PIL USA del quarto trimestre e consumi personali
La revisione del PIL del Q4, cresciuto a un tasso annualizzato deludente dell’1,4%, potrebbe risultare tra i dati meno rilevanti con il primo trimestre 2026 ormai in fase conclusiva. L’elemento più importante dei dati su reddito e consumi personali di gennaio è che la spesa, corretta per l’inflazione, dovrebbe risultare piatta dopo il +0,1% di dicembre. I deflatori dei prezzi resteranno elevati: il dato headline è atteso stabile al 2,9%, mentre il core potrebbe salire al 3,1% dal 3,0%.
Ordini di beni durevoli e mercato del lavoro
Gli ordini di Boeing e del settore difesa probabilmente hanno gonfiato i dati sugli ordini di beni durevoli di gennaio; escludendo queste componenti, la previsione mediana indica un aumento dello 0,5%. Il rapporto JOLTS di gennaio dovrebbe mostrare un incremento delle posizioni aperte per la prima volta in quattro mesi, mentre il livello delle dimissioni volontarie sarebbe calato per la prima volta in tre mesi, supportando l’idea espressa da alcuni funzionari della Fed che il mercato del lavoro stia mostrando segnali di stabilizzazione.
Aspettative di inflazione e fiducia dei consumatori
Non sorprenderebbe nessuno un ulteriore rialzo delle aspettative di inflazione nel sondaggio preliminare di marzo dell’Università del Michigan. Il prezzo medio della benzina al dettaglio è aumentato ogni giorno dall’inizio del conflitto, con un incremento cumulativo superiore al 20%.

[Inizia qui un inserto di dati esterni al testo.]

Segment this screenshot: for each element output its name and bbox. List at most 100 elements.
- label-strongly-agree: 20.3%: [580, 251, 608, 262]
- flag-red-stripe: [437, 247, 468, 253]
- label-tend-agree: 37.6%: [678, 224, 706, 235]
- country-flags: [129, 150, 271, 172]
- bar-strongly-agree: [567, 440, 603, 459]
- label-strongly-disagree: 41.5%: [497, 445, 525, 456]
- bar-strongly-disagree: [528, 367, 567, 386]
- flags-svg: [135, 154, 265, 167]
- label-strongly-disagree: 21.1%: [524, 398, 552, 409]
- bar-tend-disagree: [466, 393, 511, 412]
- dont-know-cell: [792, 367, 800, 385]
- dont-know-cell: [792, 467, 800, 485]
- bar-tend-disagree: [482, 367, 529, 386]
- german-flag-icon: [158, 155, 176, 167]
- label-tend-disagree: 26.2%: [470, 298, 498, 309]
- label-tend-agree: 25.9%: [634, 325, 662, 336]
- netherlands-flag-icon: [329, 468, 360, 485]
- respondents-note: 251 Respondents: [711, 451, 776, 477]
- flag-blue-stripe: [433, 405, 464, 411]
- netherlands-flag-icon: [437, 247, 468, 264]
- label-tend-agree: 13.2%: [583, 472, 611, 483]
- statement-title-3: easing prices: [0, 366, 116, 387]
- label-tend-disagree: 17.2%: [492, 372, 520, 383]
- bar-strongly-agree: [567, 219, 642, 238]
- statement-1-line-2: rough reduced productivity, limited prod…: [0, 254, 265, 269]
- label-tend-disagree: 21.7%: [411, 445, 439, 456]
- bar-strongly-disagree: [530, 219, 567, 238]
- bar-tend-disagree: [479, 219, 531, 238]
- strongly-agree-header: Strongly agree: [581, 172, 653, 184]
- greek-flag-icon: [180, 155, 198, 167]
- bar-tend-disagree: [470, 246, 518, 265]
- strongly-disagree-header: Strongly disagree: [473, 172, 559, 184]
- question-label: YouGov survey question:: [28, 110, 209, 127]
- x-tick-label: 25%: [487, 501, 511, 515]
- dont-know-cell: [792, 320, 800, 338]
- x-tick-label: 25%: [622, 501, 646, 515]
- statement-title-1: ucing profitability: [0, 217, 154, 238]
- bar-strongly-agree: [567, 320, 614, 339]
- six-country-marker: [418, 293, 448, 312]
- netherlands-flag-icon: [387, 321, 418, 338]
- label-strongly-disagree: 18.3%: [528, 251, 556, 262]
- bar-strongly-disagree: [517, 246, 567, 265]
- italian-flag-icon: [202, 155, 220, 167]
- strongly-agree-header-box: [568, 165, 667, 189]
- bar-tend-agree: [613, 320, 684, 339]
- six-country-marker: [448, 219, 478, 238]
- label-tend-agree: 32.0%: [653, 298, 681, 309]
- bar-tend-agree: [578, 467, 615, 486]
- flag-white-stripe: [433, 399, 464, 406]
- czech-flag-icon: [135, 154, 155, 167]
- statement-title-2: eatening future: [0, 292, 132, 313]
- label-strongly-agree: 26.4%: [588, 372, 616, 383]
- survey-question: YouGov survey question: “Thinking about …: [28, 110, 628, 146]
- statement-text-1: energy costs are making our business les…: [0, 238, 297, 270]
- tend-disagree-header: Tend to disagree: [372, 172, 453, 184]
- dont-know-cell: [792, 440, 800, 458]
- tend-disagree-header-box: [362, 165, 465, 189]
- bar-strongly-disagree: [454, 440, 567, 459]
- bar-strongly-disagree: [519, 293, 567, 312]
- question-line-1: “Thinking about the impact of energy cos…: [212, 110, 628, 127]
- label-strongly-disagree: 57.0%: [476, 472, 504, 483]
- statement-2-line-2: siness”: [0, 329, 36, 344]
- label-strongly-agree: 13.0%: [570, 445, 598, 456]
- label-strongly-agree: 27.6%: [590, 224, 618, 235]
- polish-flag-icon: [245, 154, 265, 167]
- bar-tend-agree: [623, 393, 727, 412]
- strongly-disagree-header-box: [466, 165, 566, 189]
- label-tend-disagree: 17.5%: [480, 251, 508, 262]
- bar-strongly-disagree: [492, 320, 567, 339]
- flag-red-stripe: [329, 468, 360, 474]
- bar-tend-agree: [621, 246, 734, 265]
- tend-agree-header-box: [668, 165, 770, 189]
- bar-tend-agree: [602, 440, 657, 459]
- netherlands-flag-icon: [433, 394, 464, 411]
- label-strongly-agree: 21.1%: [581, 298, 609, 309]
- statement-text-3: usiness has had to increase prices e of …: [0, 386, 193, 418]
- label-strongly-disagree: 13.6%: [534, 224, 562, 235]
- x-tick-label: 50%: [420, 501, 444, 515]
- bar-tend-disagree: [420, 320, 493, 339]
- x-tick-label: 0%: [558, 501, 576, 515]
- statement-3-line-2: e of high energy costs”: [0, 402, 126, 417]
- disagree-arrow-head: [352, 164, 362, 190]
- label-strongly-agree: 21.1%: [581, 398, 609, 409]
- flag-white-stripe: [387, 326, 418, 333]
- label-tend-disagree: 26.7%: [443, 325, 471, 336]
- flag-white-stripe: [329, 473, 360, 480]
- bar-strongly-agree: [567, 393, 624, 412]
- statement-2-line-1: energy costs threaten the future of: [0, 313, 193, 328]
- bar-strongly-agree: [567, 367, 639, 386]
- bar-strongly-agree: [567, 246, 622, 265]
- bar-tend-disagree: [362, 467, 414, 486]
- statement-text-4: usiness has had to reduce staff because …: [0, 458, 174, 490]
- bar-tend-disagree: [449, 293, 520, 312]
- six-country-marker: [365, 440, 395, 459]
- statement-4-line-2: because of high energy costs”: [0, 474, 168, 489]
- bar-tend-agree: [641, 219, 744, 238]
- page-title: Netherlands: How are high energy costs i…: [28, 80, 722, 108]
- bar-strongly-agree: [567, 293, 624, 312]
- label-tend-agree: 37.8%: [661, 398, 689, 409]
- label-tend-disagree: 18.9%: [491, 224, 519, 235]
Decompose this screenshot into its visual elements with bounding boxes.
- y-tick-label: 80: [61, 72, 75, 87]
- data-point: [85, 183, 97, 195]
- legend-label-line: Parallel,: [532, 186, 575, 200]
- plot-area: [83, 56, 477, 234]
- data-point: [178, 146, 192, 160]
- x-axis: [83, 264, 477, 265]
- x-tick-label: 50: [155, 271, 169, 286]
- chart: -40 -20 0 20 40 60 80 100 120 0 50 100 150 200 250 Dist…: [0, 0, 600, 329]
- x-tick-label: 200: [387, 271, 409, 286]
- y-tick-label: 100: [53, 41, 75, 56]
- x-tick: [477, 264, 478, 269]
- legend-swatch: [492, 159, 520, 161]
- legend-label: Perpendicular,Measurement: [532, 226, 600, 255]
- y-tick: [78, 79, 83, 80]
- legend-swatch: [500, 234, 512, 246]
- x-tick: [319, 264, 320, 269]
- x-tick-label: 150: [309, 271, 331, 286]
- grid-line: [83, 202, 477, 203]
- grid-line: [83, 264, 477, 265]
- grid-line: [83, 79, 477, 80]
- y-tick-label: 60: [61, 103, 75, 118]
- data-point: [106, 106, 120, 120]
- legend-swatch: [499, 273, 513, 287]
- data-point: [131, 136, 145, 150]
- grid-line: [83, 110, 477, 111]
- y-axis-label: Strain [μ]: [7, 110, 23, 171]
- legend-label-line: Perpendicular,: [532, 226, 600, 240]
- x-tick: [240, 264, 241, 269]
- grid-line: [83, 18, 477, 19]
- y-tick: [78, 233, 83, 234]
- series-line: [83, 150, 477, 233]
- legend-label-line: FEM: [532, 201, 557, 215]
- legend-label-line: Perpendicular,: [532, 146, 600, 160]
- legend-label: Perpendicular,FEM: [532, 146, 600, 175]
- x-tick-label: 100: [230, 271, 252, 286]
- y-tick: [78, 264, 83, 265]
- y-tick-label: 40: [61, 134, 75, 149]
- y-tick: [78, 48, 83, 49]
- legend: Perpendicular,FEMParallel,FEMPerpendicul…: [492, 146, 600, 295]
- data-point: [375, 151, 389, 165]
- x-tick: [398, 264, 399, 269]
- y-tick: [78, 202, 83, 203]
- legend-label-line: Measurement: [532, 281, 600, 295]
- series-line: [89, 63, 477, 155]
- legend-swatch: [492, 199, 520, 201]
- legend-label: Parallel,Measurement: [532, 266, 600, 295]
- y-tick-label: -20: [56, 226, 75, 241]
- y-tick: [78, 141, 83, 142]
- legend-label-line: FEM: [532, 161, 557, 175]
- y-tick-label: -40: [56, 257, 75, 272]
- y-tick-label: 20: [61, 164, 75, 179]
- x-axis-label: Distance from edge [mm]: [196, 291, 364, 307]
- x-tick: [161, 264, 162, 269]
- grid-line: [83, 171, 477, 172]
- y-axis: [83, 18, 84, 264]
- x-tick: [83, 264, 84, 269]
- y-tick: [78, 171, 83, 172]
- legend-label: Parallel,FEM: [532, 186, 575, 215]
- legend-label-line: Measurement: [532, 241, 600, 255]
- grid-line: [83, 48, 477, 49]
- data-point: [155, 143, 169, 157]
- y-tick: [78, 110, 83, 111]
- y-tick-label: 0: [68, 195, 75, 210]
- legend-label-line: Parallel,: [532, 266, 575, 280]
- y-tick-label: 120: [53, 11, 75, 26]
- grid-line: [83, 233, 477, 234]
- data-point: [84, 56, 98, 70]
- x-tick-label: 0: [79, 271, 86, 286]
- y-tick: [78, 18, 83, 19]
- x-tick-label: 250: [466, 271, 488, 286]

Canada: dati sull’occupazione di febbraio
Il Canada pubblica oggi i dati sul mercato del lavoro di febbraio. È difficile immaginare un rapporto migliore di quello di gennaio, quando il tasso di disoccupazione era sceso al 6,5% dal 6,8%, con quasi 45.000 posti di lavoro creati e pressioni salariali in attenuazione. La previsione mediana anticipa un lieve aumento della disoccupazione e una crescita salariale più contenuta.
Eurozona: produzione industriale in calo
La produzione industriale dell’eurozona di gennaio ha deluso le attese, registrando un calo dell’1,5% contro una previsione di +0,6%. Il dato era già preannunciato dalla flessione dello 0,5% in Germania e dello 0,4% in Spagna. La revisione al rialzo del dato di dicembre a -0,5% dal precedente -1,4% ha parzialmente attenuato l’impatto negativo.
Prospettive: l’incertezza geopolitica resta il driver principale
I mercati finanziari globali restano ostaggio delle dinamiche geopolitiche. Il dollaro forte, i rendimenti obbligazionari in rialzo e i mercati azionari sotto pressione riflettono un posizionamento difensivo degli investitori. I rischi legati al fine settimana potrebbero amplificare ulteriormente la domanda di asset rifugio, mentre i dati macroeconomici — per quanto rilevanti — rischiano di passare in secondo piano rispetto all’evoluzione del conflitto. La prossima settimana, con le riunioni della Bank of England e della Reserve Bank of Australia, offrirà ulteriori spunti di volatilità per i mercati valutari e obbligazionari.